Brook Silva-Braga is traveling northern Europe for the month of August and reuniting with some of the people he met on the yearlong trip which was the basis of his travel documentary, A Map for Saturday. You can follow his adventure in the series, Across Northern Europe.

Bohemian Berlin Nearly Dead?

Bohemian Berlin is nearly dead.

Or so claims a recent LA Times article bemoaning the demise of the underground art scene at the hands of commercialism.

Yes folks, it’s an age old theme but it’s happening once again, this time in the German capital.

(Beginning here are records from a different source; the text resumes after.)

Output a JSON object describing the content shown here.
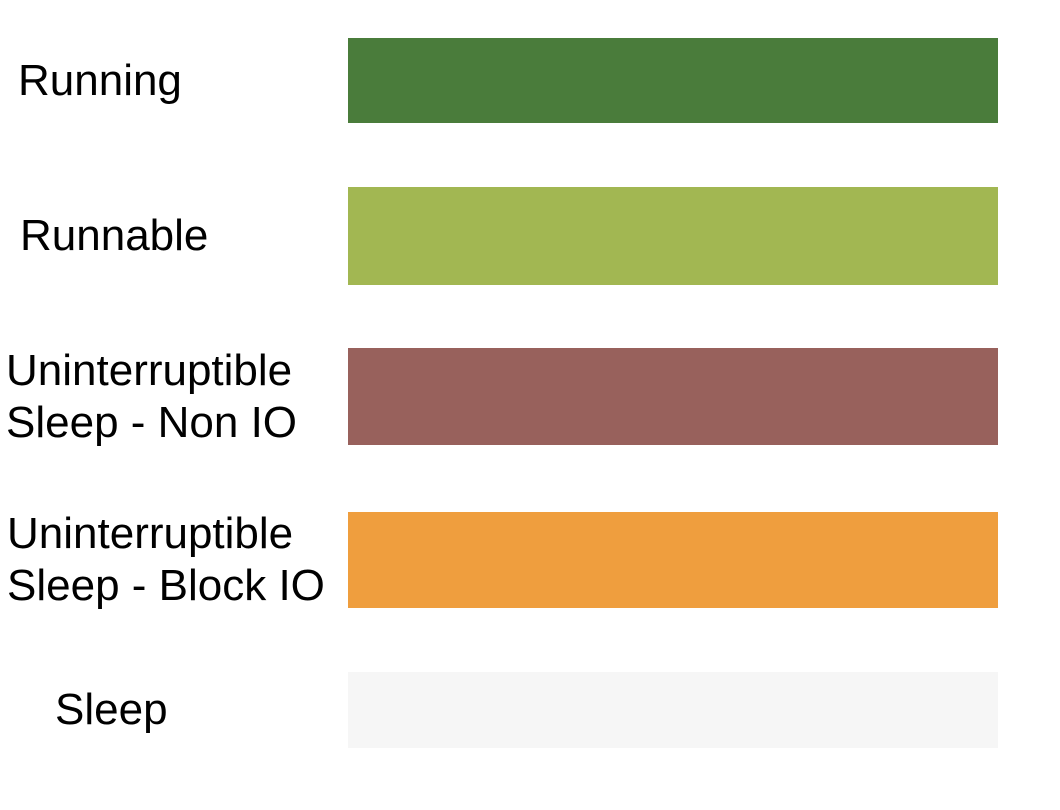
{
  "legend": {
    "background": "#ffffff",
    "text_color": "#000000",
    "rows": [
      {
        "id": "running",
        "lines": [
          "Running"
        ],
        "color": "#4a7c3b"
      },
      {
        "id": "runnable",
        "lines": [
          "Runnable"
        ],
        "color": "#a2b752"
      },
      {
        "id": "uninterruptible-sleep-non-io",
        "lines": [
          "Uninterruptible",
          "Sleep - Non IO"
        ],
        "color": "#98615c"
      },
      {
        "id": "uninterruptible-sleep-block-io",
        "lines": [
          "Uninterruptible",
          "Sleep - Block IO"
        ],
        "color": "#ef9e3e"
      },
      {
        "id": "sleep",
        "lines": [
          "Sleep"
        ],
        "color": "#f6f6f6"
      }
    ]
  }
}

During the Cold War, West Berlin was a haven for artists who received subsidies from the government for the hardship of living in the walled city. The art scene really took off, however, with the fall of the Berlin Wall and the resulting mass of condemned and vacant buildings in East Berlin which squatters quickly took over and transformed into, you guessed it, a Bohemian enclave.

After nearly 20 years of artistic freedom, however, studios are going upscale, Starbucks is moving into old communist neighborhoods, and rent is becoming increasingly more unaffordable for artists. Berlin is slowly transforming into a well-heeled, affluent city that has less and less room for artists and an expanding amount of space for bankers, lawyers, and government slogs.

Is Berlin losing its character?

I hope not. No other city in all of Germany is as wild, vibrant, and so very un-German-like as Berlin. And I, for one, hope it stays that way.